Transmettre la beauté du football apparaît donc comme un exercice périlleux. Certains réalisateurs de cinéma s’y sont essayés avec réussite dans un format différent : la publicité. Nike a de nombreuses fois fait appel à des réalisateurs de renom pour de longs spots de pub. Ont ainsi collaboré pour la marque à la virgule, Michel Gondry, Terry Gilliam, Guy Ritchie ou même plus récemment Alejandro Gonzalez Inarritu. Même si les effets spéciaux numériques ont progressivement dénaturé ces spots, les joueurs et les scénarios mêlant intensité et humour permettent un résultat à la hauteur des attentes. Quid du grand écran ?
En 2005, Douglas Gordon et Philippe Parreno s’associent dans un projet fou, celui de filmer un joueur de foot pendant 90 minutes avec un dispositif monstrueux. Ce joueur sera le seul objet du film. Le joueur, lui, n’est pas choisi au hasard. En effet, Zinedine Zidane c’est un peu ce qui fait la beauté du football : des gestes d’une rare élégance, des coups de sang, des défaites mémorables, des victoires éternelles…
Verdict : Zidane, portrait d’un homme du XXIe siècle est une réussite. Au final, on retrouve dans cette œuvre magnifiée par la bande originale quasi parfaite de Mogwai tout ce qui fait la magie du football : des moments longs et insipides qui mettent en valeur le talent du joueur, l’ambiance aléatoire du public, un Zidane en fin de carrière parfois exténué par les efforts, des coups de théâtre comme le carton rouge. Et si la clé de ce film était tout simplement que ce match n’était pas le meilleur de Zidane ? Le protagoniste parlera même de « match de merde ».
Coup de sifflet
Nombreux sont les films qui s’appuient sur le football, rares sont les vrais films de football. Ceux qui parviennent aussi bien à retranscrire les enjeux sociaux que la singularité, l’esthétique de ce sport. Le football fait donc parfois bon ménage avec le cinéma mais il n’est que très rarement magnifié par ce dernier.
Le football a ça de particulier qu’il se suffit à lui-même. Ce qui fait sa beauté, c’est cette incertitude, ces défaites injustes, ces équipes qu’on aime détester, cette ferveur populaire. Mais aussi que ce soit encore un milieu non aseptisé où se mêlent haine, violence gratuite ou matchs truqués… Un univers qui paraît difficilement adaptable au format de deux heures d’un long-métrage. Le scénario est le facteur qui rend incompatible football et cinéma. Il semble impossible de mettre en avant la beauté et l’incertitude de ce sport en écrivant au préalable tout ce qui se déroulera durant le tournage.
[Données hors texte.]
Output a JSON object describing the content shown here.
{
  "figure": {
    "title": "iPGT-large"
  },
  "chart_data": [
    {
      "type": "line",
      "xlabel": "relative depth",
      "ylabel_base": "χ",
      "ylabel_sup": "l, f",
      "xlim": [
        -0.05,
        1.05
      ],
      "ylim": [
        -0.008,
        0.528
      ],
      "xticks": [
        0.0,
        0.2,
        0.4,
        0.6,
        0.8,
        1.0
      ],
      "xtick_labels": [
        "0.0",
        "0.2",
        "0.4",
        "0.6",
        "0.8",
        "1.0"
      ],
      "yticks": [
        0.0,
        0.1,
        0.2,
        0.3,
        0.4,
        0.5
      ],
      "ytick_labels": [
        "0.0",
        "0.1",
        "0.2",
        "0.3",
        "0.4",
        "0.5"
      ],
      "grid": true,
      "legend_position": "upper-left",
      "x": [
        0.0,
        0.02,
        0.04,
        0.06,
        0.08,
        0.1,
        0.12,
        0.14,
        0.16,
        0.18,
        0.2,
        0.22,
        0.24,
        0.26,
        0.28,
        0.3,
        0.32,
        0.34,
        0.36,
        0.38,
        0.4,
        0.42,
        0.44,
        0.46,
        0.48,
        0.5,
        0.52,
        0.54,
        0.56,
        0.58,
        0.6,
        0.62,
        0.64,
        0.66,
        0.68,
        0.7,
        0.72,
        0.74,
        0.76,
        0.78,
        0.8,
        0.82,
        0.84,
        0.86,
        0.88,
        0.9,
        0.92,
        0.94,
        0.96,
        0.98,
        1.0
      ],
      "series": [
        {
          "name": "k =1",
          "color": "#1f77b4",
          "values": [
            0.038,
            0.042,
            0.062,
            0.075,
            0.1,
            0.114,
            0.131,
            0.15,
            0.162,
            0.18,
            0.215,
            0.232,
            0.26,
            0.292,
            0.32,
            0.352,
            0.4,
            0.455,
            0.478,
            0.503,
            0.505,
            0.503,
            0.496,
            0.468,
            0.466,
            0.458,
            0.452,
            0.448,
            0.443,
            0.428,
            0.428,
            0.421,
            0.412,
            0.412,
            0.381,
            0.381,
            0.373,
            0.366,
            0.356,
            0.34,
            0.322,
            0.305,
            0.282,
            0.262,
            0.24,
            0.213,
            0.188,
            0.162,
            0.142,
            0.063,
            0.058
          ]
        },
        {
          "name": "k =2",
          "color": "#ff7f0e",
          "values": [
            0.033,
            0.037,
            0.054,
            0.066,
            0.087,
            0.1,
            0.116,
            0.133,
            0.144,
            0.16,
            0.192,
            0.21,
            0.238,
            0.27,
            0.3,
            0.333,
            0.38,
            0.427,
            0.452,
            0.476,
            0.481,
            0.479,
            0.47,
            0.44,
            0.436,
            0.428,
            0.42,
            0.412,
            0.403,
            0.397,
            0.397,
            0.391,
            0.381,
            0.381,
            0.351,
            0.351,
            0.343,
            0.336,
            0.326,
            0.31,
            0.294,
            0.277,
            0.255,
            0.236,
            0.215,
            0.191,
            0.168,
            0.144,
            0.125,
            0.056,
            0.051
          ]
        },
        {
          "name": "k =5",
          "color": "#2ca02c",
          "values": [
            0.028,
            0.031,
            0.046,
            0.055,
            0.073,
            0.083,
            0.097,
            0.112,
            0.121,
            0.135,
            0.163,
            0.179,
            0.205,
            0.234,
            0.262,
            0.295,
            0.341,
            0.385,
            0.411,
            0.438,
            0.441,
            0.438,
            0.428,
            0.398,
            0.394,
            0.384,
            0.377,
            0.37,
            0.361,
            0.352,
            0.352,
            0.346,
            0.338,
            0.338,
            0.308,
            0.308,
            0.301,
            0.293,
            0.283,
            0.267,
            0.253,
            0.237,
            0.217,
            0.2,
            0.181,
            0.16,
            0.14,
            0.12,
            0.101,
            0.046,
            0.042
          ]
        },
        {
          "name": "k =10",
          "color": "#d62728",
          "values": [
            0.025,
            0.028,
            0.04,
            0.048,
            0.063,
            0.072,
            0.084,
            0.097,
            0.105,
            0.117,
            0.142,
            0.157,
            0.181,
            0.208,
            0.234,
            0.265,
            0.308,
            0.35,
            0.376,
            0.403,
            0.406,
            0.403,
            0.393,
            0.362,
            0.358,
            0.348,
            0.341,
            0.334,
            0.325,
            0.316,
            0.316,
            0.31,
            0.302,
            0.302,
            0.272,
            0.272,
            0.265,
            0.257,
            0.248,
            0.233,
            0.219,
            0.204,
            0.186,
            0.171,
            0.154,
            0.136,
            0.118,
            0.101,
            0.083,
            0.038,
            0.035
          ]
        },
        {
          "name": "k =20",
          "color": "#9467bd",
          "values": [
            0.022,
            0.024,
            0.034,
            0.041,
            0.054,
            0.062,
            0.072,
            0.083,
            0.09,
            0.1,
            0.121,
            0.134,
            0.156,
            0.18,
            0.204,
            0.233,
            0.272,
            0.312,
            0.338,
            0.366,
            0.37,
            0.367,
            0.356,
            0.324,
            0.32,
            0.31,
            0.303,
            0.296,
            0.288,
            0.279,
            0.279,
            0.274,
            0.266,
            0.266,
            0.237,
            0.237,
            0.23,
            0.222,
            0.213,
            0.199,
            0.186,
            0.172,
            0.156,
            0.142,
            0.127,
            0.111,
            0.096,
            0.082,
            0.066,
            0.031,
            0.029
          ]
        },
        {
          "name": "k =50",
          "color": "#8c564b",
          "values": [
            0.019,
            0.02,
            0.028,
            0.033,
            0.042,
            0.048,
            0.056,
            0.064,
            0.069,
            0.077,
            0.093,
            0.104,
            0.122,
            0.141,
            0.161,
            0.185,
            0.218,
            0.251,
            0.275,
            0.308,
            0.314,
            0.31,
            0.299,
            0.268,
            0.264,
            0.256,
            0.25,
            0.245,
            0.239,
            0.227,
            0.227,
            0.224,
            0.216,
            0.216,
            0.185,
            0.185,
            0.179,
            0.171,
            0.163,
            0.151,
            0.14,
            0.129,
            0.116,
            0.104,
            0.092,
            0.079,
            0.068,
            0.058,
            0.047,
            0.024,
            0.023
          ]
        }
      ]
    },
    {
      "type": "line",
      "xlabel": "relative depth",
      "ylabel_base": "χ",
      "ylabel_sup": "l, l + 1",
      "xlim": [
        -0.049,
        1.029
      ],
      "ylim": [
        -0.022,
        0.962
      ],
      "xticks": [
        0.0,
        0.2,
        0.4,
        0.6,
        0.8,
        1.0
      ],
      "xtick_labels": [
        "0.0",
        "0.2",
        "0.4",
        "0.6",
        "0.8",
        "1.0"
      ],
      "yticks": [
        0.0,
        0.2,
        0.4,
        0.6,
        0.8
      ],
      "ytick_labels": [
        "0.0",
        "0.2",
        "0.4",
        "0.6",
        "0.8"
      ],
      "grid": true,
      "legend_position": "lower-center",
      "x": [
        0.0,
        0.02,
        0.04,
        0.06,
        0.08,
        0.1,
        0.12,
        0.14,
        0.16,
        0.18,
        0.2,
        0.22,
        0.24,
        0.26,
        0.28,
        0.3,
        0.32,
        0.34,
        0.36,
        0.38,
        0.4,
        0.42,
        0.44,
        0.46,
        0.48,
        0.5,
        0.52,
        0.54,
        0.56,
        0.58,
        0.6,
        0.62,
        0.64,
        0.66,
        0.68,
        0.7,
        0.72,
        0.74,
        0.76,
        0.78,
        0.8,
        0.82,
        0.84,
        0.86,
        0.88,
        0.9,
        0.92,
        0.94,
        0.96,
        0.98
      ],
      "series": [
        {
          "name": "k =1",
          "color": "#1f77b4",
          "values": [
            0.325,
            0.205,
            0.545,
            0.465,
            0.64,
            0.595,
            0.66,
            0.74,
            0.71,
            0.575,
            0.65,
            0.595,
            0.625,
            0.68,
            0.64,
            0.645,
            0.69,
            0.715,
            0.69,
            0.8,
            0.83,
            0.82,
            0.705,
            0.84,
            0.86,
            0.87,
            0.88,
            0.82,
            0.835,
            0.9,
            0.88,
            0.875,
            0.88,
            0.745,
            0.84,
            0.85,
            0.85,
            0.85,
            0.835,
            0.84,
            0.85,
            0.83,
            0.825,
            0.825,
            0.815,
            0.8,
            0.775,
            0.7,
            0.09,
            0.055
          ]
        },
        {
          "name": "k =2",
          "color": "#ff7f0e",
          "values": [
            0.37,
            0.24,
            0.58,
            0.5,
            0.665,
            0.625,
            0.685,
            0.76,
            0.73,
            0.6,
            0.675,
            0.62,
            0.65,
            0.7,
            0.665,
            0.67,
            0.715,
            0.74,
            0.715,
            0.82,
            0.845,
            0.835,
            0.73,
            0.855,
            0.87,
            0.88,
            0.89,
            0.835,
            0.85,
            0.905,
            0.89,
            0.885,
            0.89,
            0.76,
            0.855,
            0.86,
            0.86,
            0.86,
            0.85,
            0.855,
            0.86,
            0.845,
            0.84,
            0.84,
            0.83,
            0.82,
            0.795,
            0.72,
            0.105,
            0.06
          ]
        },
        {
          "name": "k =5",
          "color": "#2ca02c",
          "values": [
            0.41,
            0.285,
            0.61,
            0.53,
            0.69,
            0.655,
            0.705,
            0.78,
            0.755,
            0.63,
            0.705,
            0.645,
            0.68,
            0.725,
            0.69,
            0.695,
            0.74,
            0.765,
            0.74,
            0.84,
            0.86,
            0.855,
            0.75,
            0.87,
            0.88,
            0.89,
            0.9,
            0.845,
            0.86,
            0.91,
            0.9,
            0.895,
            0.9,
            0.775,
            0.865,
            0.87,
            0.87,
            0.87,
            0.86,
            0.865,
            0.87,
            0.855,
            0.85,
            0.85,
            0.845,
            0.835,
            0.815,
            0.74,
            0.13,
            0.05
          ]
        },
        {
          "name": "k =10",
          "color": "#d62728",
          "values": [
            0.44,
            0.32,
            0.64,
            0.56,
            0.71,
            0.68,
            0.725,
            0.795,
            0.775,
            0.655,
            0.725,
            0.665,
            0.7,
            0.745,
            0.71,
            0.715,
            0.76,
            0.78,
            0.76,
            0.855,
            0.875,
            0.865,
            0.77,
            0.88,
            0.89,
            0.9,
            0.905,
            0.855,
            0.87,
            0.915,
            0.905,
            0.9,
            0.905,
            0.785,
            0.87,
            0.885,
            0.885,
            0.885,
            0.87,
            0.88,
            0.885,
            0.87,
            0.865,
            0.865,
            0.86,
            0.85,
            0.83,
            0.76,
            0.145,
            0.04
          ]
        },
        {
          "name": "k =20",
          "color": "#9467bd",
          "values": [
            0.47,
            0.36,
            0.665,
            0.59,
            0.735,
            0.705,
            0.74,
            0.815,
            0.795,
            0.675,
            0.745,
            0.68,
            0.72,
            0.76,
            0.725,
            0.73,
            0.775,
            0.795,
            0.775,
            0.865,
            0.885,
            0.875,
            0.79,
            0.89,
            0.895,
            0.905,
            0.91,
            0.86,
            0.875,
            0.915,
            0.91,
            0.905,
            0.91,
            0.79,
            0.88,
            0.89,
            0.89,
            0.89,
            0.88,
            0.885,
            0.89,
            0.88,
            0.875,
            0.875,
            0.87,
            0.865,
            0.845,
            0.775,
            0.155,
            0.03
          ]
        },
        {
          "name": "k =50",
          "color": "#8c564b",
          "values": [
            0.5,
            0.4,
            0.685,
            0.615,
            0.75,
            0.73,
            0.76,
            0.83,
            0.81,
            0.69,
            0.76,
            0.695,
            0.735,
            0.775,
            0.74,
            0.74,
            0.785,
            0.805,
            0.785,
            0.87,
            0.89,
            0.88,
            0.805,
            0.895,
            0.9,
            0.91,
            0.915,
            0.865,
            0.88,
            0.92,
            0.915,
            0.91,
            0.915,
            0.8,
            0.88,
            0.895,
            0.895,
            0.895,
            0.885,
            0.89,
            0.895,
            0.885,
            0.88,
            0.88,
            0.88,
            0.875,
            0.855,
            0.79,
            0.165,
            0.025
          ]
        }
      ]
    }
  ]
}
Si cette tâche s’avère extrêmement difficile pour le football, est-elle plus facile pour d’autres sports ? La boxe ou les arts martiaux sont-ils de meilleurs supports pour le septième art ? Il est évident que chaque sport, par les enjeux sociaux et esthétiques qui le traversent, propose un cadre singulier aux réalisateurs. Au regard de l’histoire du cinéma, certains sports ne seraient même pas compatibles avec le cinéma. Ce qui n’est pas le cas du bobsleigh.